The application of deep learning to machine vision, for example, allows us to identify
- production anomalies and defects by making a rigorous and precise selection that draws on comparisons with regular and previously adopted model elements;
- nuances and variations: from tolerable imperfection to production error;
- elements detrimental to the functioning of the system as a whole (e.g., in the area of electronic and mechanical components).
Imperfections, precisely, that would normally escape the eye, detected through deep learning vision systems with a performance accuracy similar to that expected by the human brain. Or perhaps even higher. Indeed, in an objective observation such as that performed by a machine, we expect that no external personal, emotional or physical interference (lack of objectivity, fatigue, superficiality, distraction..) will intervene.
Above all, we expect it to possess the efficiency necessary not to make mistakes. While human fallibility is an exhausted topic of conversation, technological perfection continues to be a staple of industrial evolution. The deep learning vision system applied in industry as an expression of artificial intelligence is what allows us to keep this belief alive and ensure that it continues to surprise us.

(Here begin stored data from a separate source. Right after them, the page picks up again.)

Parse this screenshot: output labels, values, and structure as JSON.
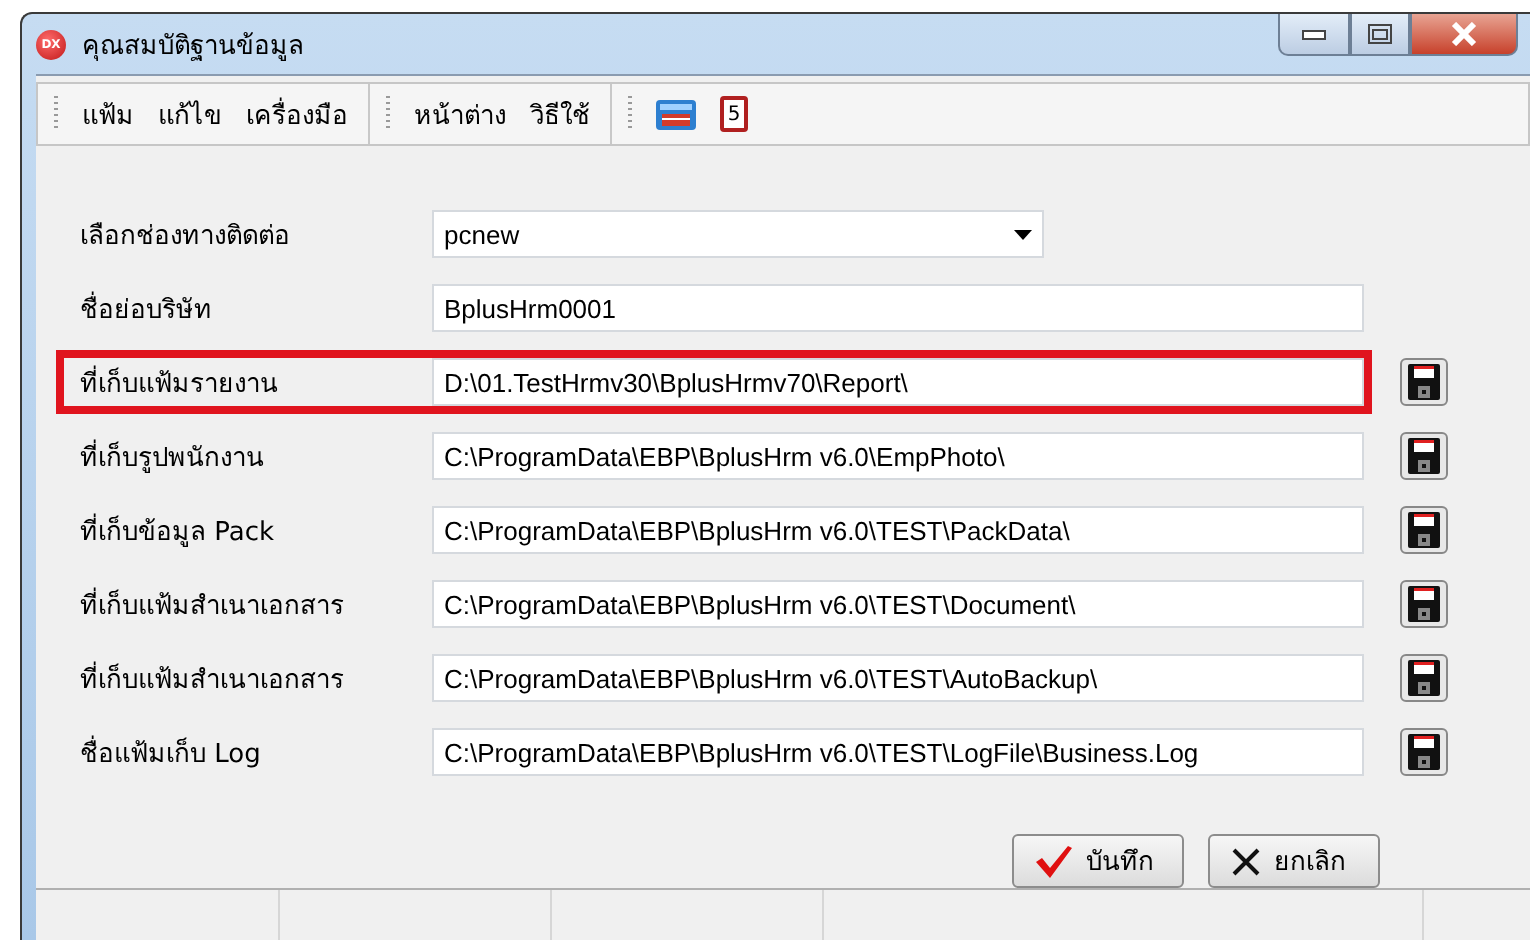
{
  "window": {
    "title": "คุณสมบัติฐานข้อมูล",
    "icon_text": "DX"
  },
  "toolbar": {
    "groups": [
      {
        "kind": "menu",
        "items": [
          "แฟ้ม",
          "แก้ไข",
          "เครื่องมือ"
        ]
      },
      {
        "kind": "menu",
        "items": [
          "หน้าต่าง",
          "วิธีใช้"
        ]
      },
      {
        "kind": "icons",
        "items": [
          "5"
        ]
      }
    ]
  },
  "fields": [
    {
      "kind": "combo",
      "label": "เลือกช่องทางติดต่อ",
      "value": "pcnew",
      "highlighted": false
    },
    {
      "kind": "text",
      "label": "ชื่อย่อบริษัท",
      "value": "BplusHrm0001",
      "highlighted": false
    },
    {
      "kind": "path",
      "label": "ที่เก็บแฟ้มรายงาน",
      "value": "D:\\01.TestHrmv30\\BplusHrmv70\\Report\\",
      "highlighted": true
    },
    {
      "kind": "path",
      "label": "ที่เก็บรูปพนักงาน",
      "value": "C:\\ProgramData\\EBP\\BplusHrm v6.0\\EmpPhoto\\",
      "highlighted": false
    },
    {
      "kind": "path",
      "label": "ที่เก็บข้อมูล Pack",
      "value": "C:\\ProgramData\\EBP\\BplusHrm v6.0\\TEST\\PackData\\",
      "highlighted": false
    },
    {
      "kind": "path",
      "label": "ที่เก็บแฟ้มสำเนาเอกสาร",
      "value": "C:\\ProgramData\\EBP\\BplusHrm v6.0\\TEST\\Document\\",
      "highlighted": false
    },
    {
      "kind": "path",
      "label": "ที่เก็บแฟ้มสำเนาเอกสาร",
      "value": "C:\\ProgramData\\EBP\\BplusHrm v6.0\\TEST\\AutoBackup\\",
      "highlighted": false
    },
    {
      "kind": "path",
      "label": "ชื่อแฟ้มเก็บ Log",
      "value": "C:\\ProgramData\\EBP\\BplusHrm v6.0\\TEST\\LogFile\\Business.Log",
      "highlighted": false
    }
  ],
  "buttons": [
    {
      "kind": "ok",
      "label": "บันทึก"
    },
    {
      "kind": "cancel",
      "label": "ยกเลิก"
    }
  ]
}
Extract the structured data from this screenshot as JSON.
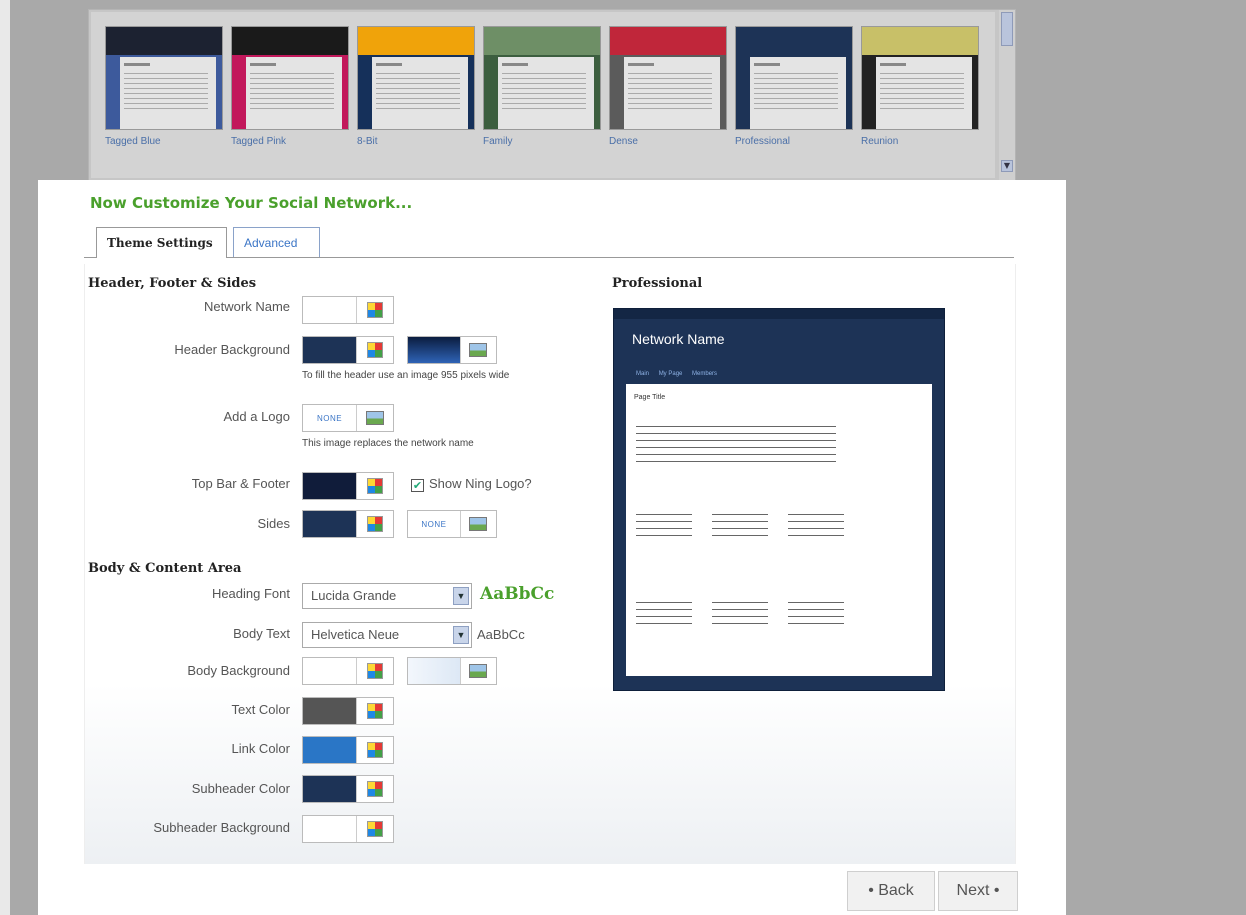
{
  "themes": [
    {
      "label": "Tagged Blue",
      "top": "#1c2231",
      "side": "#3d5a9c"
    },
    {
      "label": "Tagged Pink",
      "top": "#1a1a1a",
      "side": "#c2185b"
    },
    {
      "label": "8-Bit",
      "top": "#f0a30a",
      "side": "#15305a"
    },
    {
      "label": "Family",
      "top": "#6e8f66",
      "side": "#3c5e3f"
    },
    {
      "label": "Dense",
      "top": "#c0263a",
      "side": "#5b5b5b"
    },
    {
      "label": "Professional",
      "top": "#1d3356",
      "side": "#1d3356"
    },
    {
      "label": "Reunion",
      "top": "#c8c068",
      "side": "#222222"
    }
  ],
  "main": {
    "title": "Now Customize Your Social Network...",
    "tabs": [
      "Theme Settings",
      "Advanced"
    ]
  },
  "header_section": {
    "title": "Header, Footer & Sides",
    "network_name_label": "Network Name",
    "header_bg_label": "Header Background",
    "header_bg_hint": "To fill the header use an image 955 pixels wide",
    "logo_label": "Add a Logo",
    "logo_value": "NONE",
    "logo_hint": "This image replaces the network name",
    "topbar_label": "Top Bar & Footer",
    "show_ning_logo_label": "Show Ning Logo?",
    "sides_label": "Sides",
    "sides_image_value": "NONE"
  },
  "body_section": {
    "title": "Body & Content Area",
    "heading_font_label": "Heading Font",
    "heading_font_value": "Lucida Grande",
    "heading_font_sample": "AaBbCc",
    "body_text_label": "Body Text",
    "body_text_value": "Helvetica Neue",
    "body_text_sample": "AaBbCc",
    "body_bg_label": "Body Background",
    "text_color_label": "Text Color",
    "link_color_label": "Link Color",
    "subheader_color_label": "Subheader Color",
    "subheader_bg_label": "Subheader Background"
  },
  "colors": {
    "network_name": "#ffffff",
    "header_background": "#1d3356",
    "top_bar_footer": "#101c3a",
    "sides": "#1d3356",
    "body_background": "#ffffff",
    "text": "#555555",
    "link": "#2a76c6",
    "subheader": "#1d3356",
    "subheader_background": "#ffffff",
    "title_green": "#4aa02c"
  },
  "preview": {
    "title": "Professional",
    "network_name": "Network Name",
    "nav": [
      "Main",
      "My Page",
      "Members"
    ],
    "page_title": "Page Title"
  },
  "footer": {
    "back_label": "• Back",
    "next_label": "Next •"
  }
}
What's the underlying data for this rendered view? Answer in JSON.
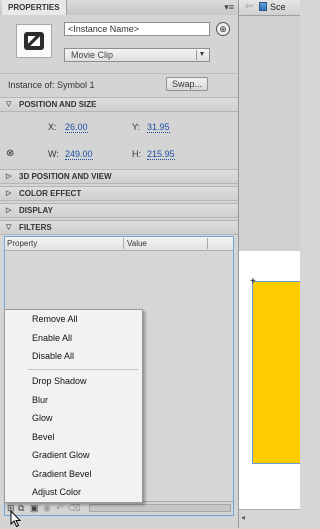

Self-learning as a fundamental growth requirement.
What allows our systems to take full advantage of the potential of deep learning is the ability of the system to constantly learn. That is, to form its own experience without the need for external intervention to modify, update and input data.
A deep learning vision system capable of autonomously providing for the augmentation of its own information store is a powerful, flexible and reliable system. And the fields and application possibilities range across sectors of different nature, while keeping the main characteristic unchanged: results, continuous and accurate at all times.
Among the most useful capabilities made accessible by the deep learning vision system include:
- the opportunity to retroactively evaluate the control and selection process, to apply targeted checks on the effectiveness of the analysis at all its stages;
- the automation of increasingly complex processes and, as a result, the introduction of more and more simultaneous tasks;
- zero defects, zero errors: a process that can proceed smoothly is a process that works.
Not just production tapes.
The effectiveness of human-machine cooperation manifests itself in the quality of work that is done when human action is accompanied by artificial intelligence supervision. A deep learning architecture applied to an analysis system enables the classification of an unimaginable amount of data and the drastic reduction of error.